Social studies teacher Nia Cresham asked van Wye to come in to speak to the AP US Government classes during their campaign unit, which he did Nov. 2 during lunch. Cresham’s intent was to show students that people in real life follow the campaign process learned in class.
This effect was felt by freshman Katherine Sohn. “It was a nice real-world application to what we were learning,” Sohn said.
Cresham said that she invited van Wye not only to help students understand that everything learned in class is directly applicable to real life, but also to inspire them to be politically active. “I want people to feel empowered like they can go out and run [for office] just like [van Wye]’s doing,” she said.
Van Wye also supports young people getting involved in the political process, citing the debt that new Republican tax plan will create as an example of young people being under-represented. “We’re going to be paying off interest on that debt probably for the rest of our lives and that’s unacceptable and young people need to take a stand and support issues that are important to them today, tomorrow, and 20 years from now.”
Post-high school, Van Wye graduated in three and a half years from University of Wisconsin-Madison with a bachelor’s degree in history and political science. Then, he interned for various PACs and politicians including for former President Barack Obama’s re-election campaign. Following that, he was a direct mail consultant for three different organizations. Most recently, Van Wye was a legislative reporter at Congressional Quarterly magazine. Of this experience he said, “CQ is one of the top reasons I’m confident I can be a good legislator and it’s because of how much it taught me about policy.”
However, van Wye looks forward instead of back on his past accomplishments: “What this is really about isn’t what we’ve done in the past it’s about how we’re going to affect change in the future.”
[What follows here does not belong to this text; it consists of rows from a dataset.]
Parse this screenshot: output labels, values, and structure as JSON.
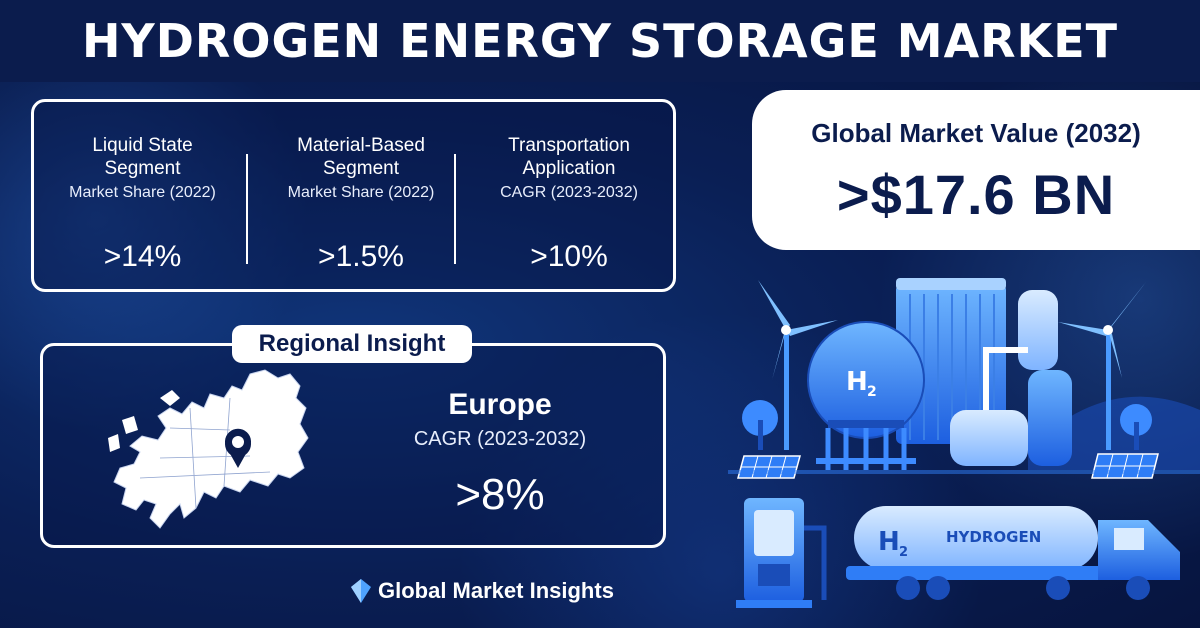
{
  "title": "HYDROGEN ENERGY STORAGE MARKET",
  "stats": [
    {
      "title_line1": "Liquid State",
      "title_line2": "Segment",
      "subtitle": "Market Share (2022)",
      "value": ">14%"
    },
    {
      "title_line1": "Material-Based",
      "title_line2": "Segment",
      "subtitle": "Market Share (2022)",
      "value": ">1.5%"
    },
    {
      "title_line1": "Transportation",
      "title_line2": "Application",
      "subtitle": "CAGR (2023-2032)",
      "value": ">10%"
    }
  ],
  "global_value": {
    "title": "Global Market Value (2032)",
    "value": ">$17.6 BN"
  },
  "regional": {
    "tag": "Regional Insight",
    "region": "Europe",
    "metric": "CAGR (2023-2032)",
    "value": ">8%"
  },
  "illustration": {
    "tank_label": "H",
    "tank_label_sub": "2",
    "truck_label": "H",
    "truck_label_sub": "2",
    "truck_text": "HYDROGEN"
  },
  "logo": {
    "text": "Global Market Insights"
  },
  "colors": {
    "navy": "#0b1c4d",
    "accent_blue": "#2f7df6",
    "white": "#ffffff"
  }
}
Van Wye’s primary policies are relating to education, healthcare and economic equality. In fact, Cresham invited him to speak when he visited his high school teachers over the summer to “figure out what they need from the Maryland State House in order to improve the schools, to give [students] a better education.”
Van Wye intends to increase education funding, establish universal Pre-K, and increase teacher wages and autonomy.
Van Wye also has a healthcare plan to reduce premiums and get more people covered. In terms of economic equality, van Wye wants to adjust Maryland’s ‘equal pay for equal work’ legislation, changing it from grievance-based, where a woman has to sue in court to get equal pay, to requiring companies to prove that they are offering equal pay for equal work. “That’s the best way to end the wage gap,” van Wye said.